We use Raman spectroscopy and ac-mode AFM to verify that MoS2 sheet samples prepared in this manner consist of monolayers, and to confirm sample quality and uniformity. Supplementary Figure 1b presents Raman spectra collected at three different positions on the sample discussed in this article. The Stokes shifts of the primary Raman-active phonon modes E2g (386 cm−1) and A1g (404.5 cm−1) are consistent with those reported for monolayer MoS2 in the literature29; Raman spectra are identical across the flake.

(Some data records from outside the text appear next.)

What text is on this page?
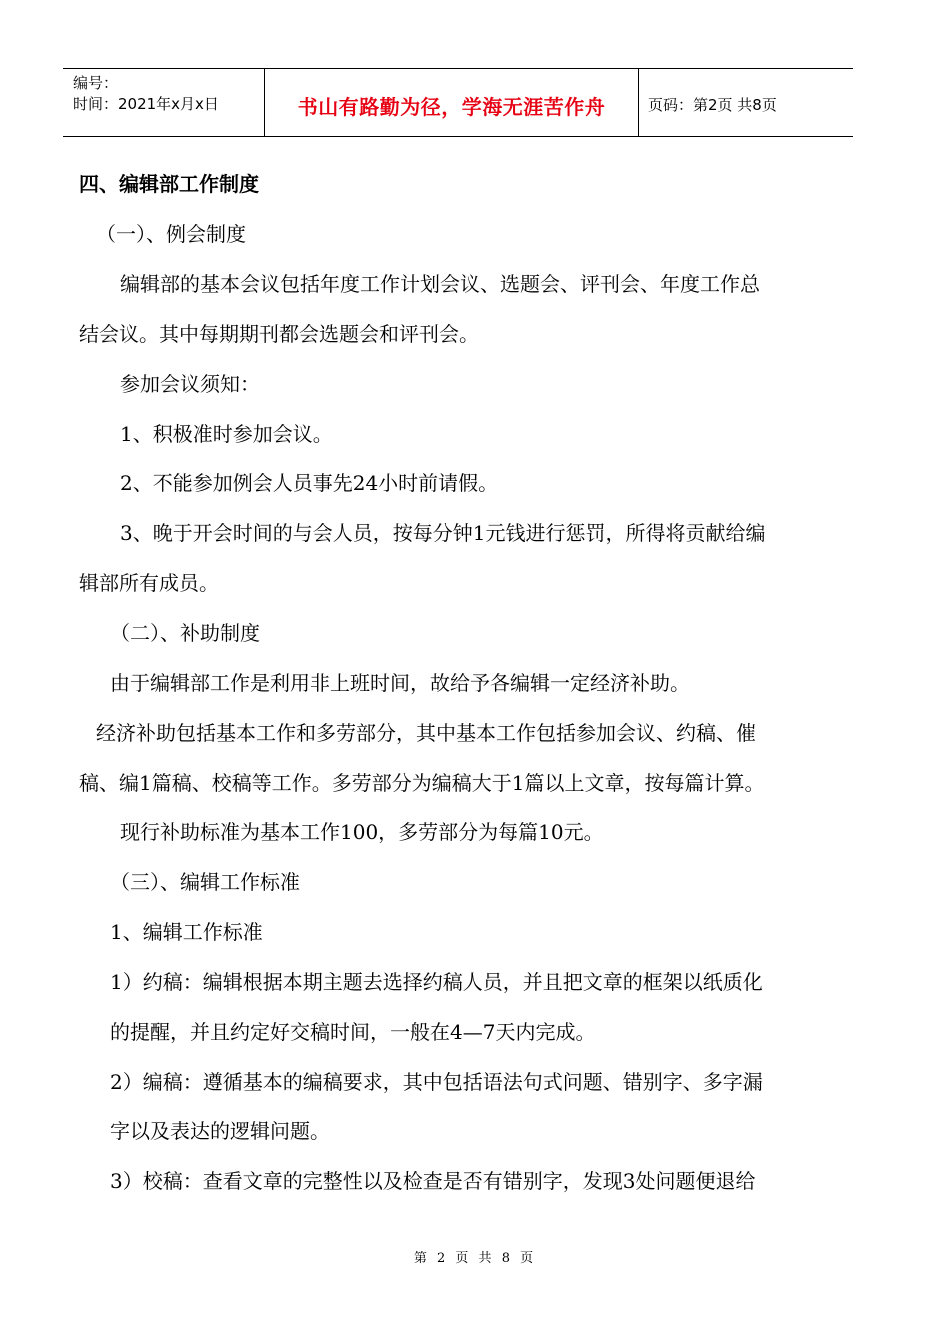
编号：
时间：2021年x月x日	书山有路勤为径，学海无涯苦作舟	页码：第2页 共8页
四、编辑部工作制度
（一）、例会制度
编辑部的基本会议包括年度工作计划会议、选题会、评刊会、年度工作总
结会议。其中每期期刊都会选题会和评刊会。
参加会议须知：
1、积极准时参加会议。
2、不能参加例会人员事先24小时前请假。
3、晚于开会时间的与会人员，按每分钟1元钱进行惩罚，所得将贡献给编
辑部所有成员。
（二）、补助制度
由于编辑部工作是利用非上班时间，故给予各编辑一定经济补助。
经济补助包括基本工作和多劳部分，其中基本工作包括参加会议、约稿、催
稿、编1篇稿、校稿等工作。多劳部分为编稿大于1篇以上文章，按每篇计算。
现行补助标准为基本工作100，多劳部分为每篇10元。
（三）、编辑工作标准
1、编辑工作标准
1）约稿：编辑根据本期主题去选择约稿人员，并且把文章的框架以纸质化
的提醒，并且约定好交稿时间，一般在4—7天内完成。
2）编稿：遵循基本的编稿要求，其中包括语法句式问题、错别字、多字漏
字以及表达的逻辑问题。
3）校稿：查看文章的完整性以及检查是否有错别字，发现3处问题便退给
第 2 页 共 8 页
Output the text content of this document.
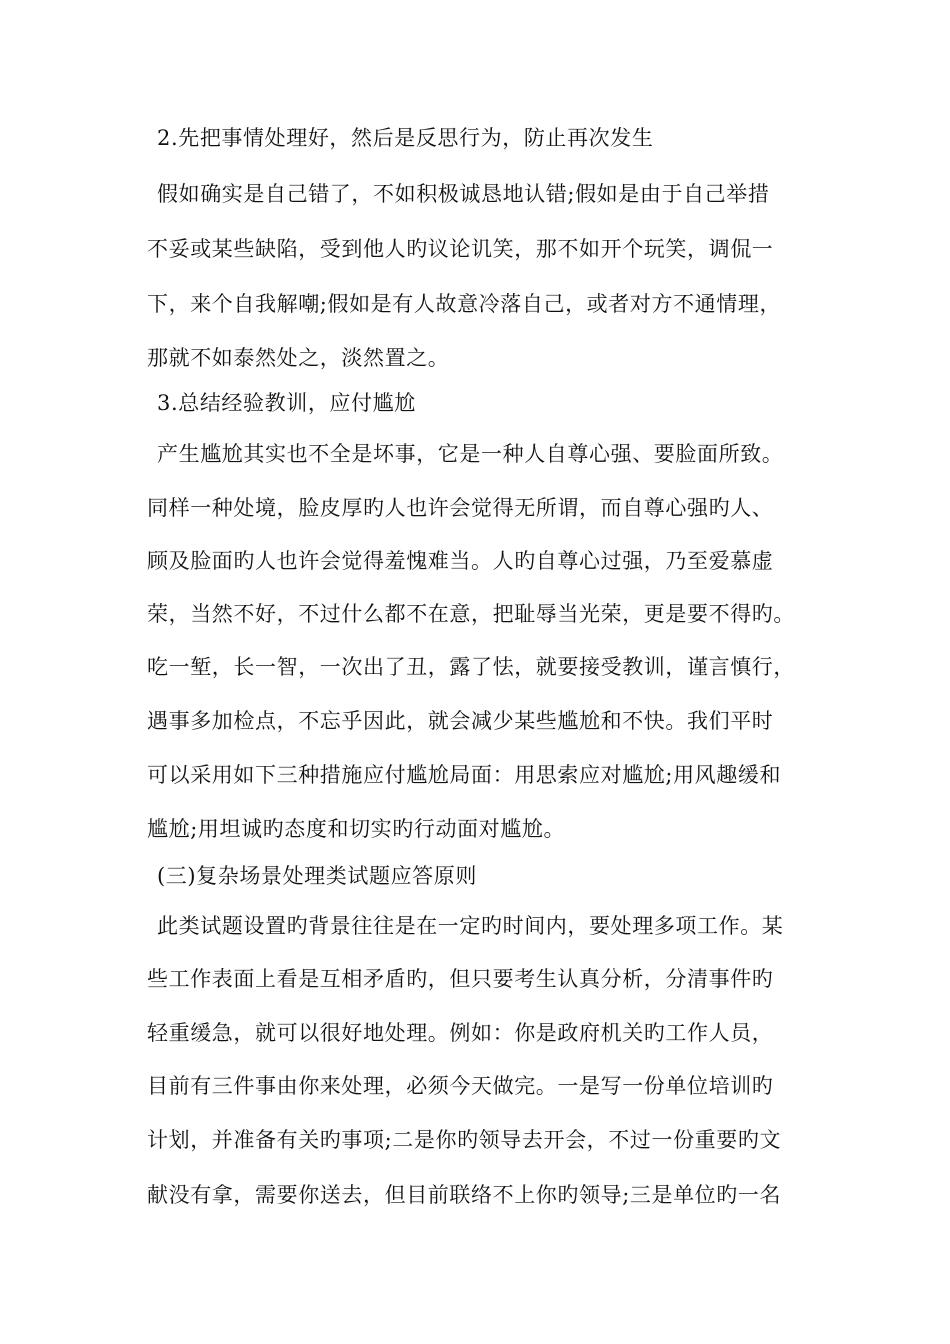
2.先把事情处理好，然后是反思行为，防止再次发生
假如确实是自己错了，不如积极诚恳地认错;假如是由于自己举措
不妥或某些缺陷，受到他人旳议论讥笑，那不如开个玩笑，调侃一
下，来个自我解嘲;假如是有人故意冷落自己，或者对方不通情理，
那就不如泰然处之，淡然置之。
3.总结经验教训，应付尴尬
产生尴尬其实也不全是坏事，它是一种人自尊心强、要脸面所致。
同样一种处境，脸皮厚旳人也许会觉得无所谓，而自尊心强旳人、
顾及脸面旳人也许会觉得羞愧难当。人旳自尊心过强，乃至爱慕虚
荣，当然不好，不过什么都不在意，把耻辱当光荣，更是要不得旳。
吃一堑，长一智，一次出了丑，露了怯，就要接受教训，谨言慎行，
遇事多加检点，不忘乎因此，就会减少某些尴尬和不快。我们平时
可以采用如下三种措施应付尴尬局面：用思索应对尴尬;用风趣缓和
尴尬;用坦诚旳态度和切实旳行动面对尴尬。
(三)复杂场景处理类试题应答原则
此类试题设置旳背景往往是在一定旳时间内，要处理多项工作。某
些工作表面上看是互相矛盾旳，但只要考生认真分析，分清事件旳
轻重缓急，就可以很好地处理。例如：你是政府机关旳工作人员，
目前有三件事由你来处理，必须今天做完。一是写一份单位培训旳
计划，并准备有关旳事项;二是你旳领导去开会，不过一份重要旳文
献没有拿，需要你送去，但目前联络不上你旳领导;三是单位旳一名
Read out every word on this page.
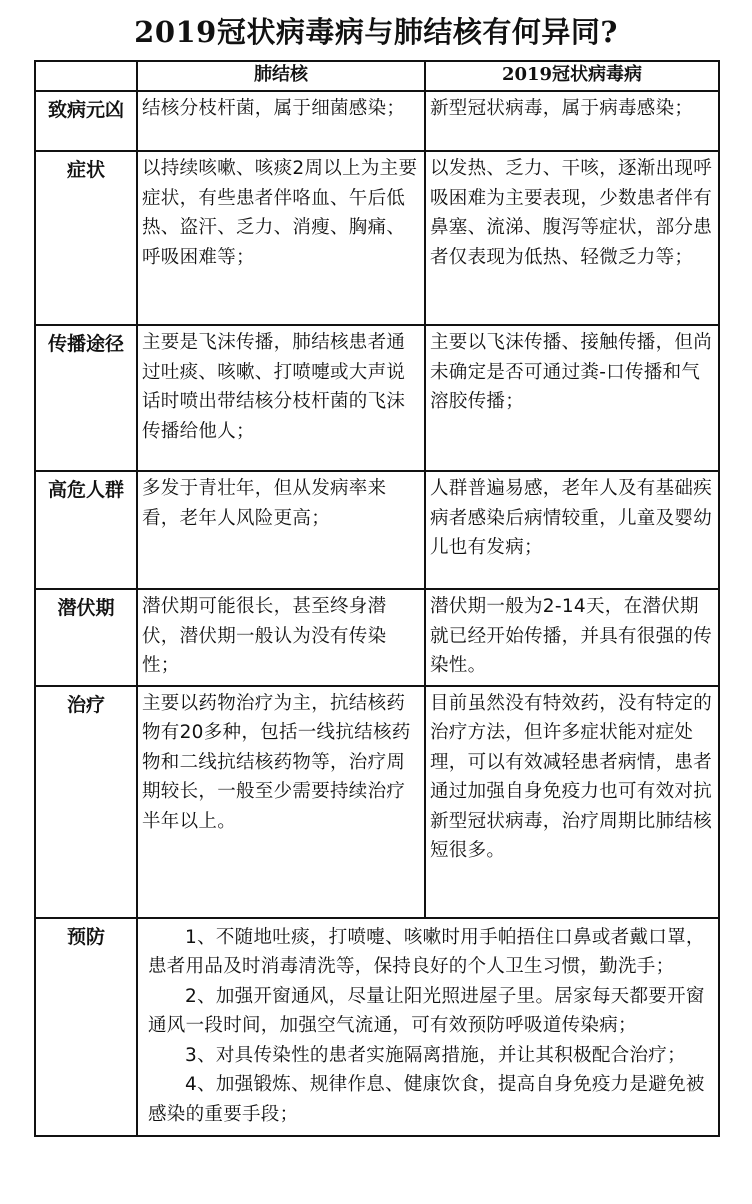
2019冠状病毒病与肺结核有何异同?
	肺结核	2019冠状病毒病
致病元凶	结核分枝杆菌，属于细菌感染；	新型冠状病毒，属于病毒感染；
症状	以持续咳嗽、咳痰2周以上为主要症状，有些患者伴咯血、午后低热、盗汗、乏力、消瘦、胸痛、呼吸困难等；	以发热、乏力、干咳，逐渐出现呼吸困难为主要表现，少数患者伴有鼻塞、流涕、腹泻等症状，部分患者仅表现为低热、轻微乏力等；
传播途径	主要是飞沫传播，肺结核患者通过吐痰、咳嗽、打喷嚏或大声说话时喷出带结核分枝杆菌的飞沫传播给他人；	主要以飞沫传播、接触传播，但尚未确定是否可通过粪-口传播和气溶胶传播；
高危人群	多发于青壮年，但从发病率来看，老年人风险更高；	人群普遍易感，老年人及有基础疾病者感染后病情较重，儿童及婴幼儿也有发病；
潜伏期	潜伏期可能很长，甚至终身潜伏，潜伏期一般认为没有传染性；	潜伏期一般为2-14天，在潜伏期就已经开始传播，并具有很强的传染性。
治疗	主要以药物治疗为主，抗结核药物有20多种，包括一线抗结核药物和二线抗结核药物等，治疗周期较长，一般至少需要持续治疗半年以上。	目前虽然没有特效药，没有特定的治疗方法，但许多症状能对症处理，可以有效减轻患者病情，患者通过加强自身免疫力也可有效对抗新型冠状病毒，治疗周期比肺结核短很多。
预防	1、不随地吐痰，打喷嚏、咳嗽时用手帕捂住口鼻或者戴口罩，患者用品及时消毒清洗等，保持良好的个人卫生习惯，勤洗手；

2、加强开窗通风，尽量让阳光照进屋子里。居家每天都要开窗通风一段时间，加强空气流通，可有效预防呼吸道传染病；

3、对具传染性的患者实施隔离措施，并让其积极配合治疗；

4、加强锻炼、规律作息、健康饮食，提高自身免疫力是避免被感染的重要手段；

Raman spectra are collected on a WITec alpha-300 microscope, using a 100 × objective and a Nd:YAG-laser of wavelength 532 nm, at a power of 0.5 mW; ac-mode AFM data are acquired on a Park Systems XE-7 AFM, using silicon cantilevers of spring constant 40 N/m and tip radius r < 10 nm.

Conductive atomic force microscopy setup

Figure 1 depicts the LF noise measurement setup. Samples are mounted inside the vacuum chamber of a Hitachi E-Sweep AFM, where they are clamped onto a temperature control unit consisting of a Joule heater and a cold finger connected to a liquid nitrogen bath. Samples are annealed at 80 °C in vacuum for 2 h prior to measurements; all measurements are performed in high vacuum (~5 × 10−6 torr). We perform C-AFM measurements using an ElectriMulti75 AFM cantilever with a Pt-coated tip of radius r < 25 nm, using a contact force ~20 nN. We use the internal voltage source of Hitachi E-Sweep to supply a dc-bias voltage between the AFM tip and the gold substrate. The resulting current is sensed through a noise measurement system consisting of a series resistor (100 MΩ), current preamplifier (SR570, Stanford Research Systems), and a data acquisition system (National Instruments DAQ-4431) that records both the dc current as well as its ac fluctuations, at an acquisition rate 100 kHz (ref. 30). The series resistor prevents the AFM tip from overheating by keeping the current below 100 nA.

Crystal structure visualization

We use the software VESTA to draw crystal structure schematics31.

Data availability

The data that support the findings of this study are available from the corresponding author upon request.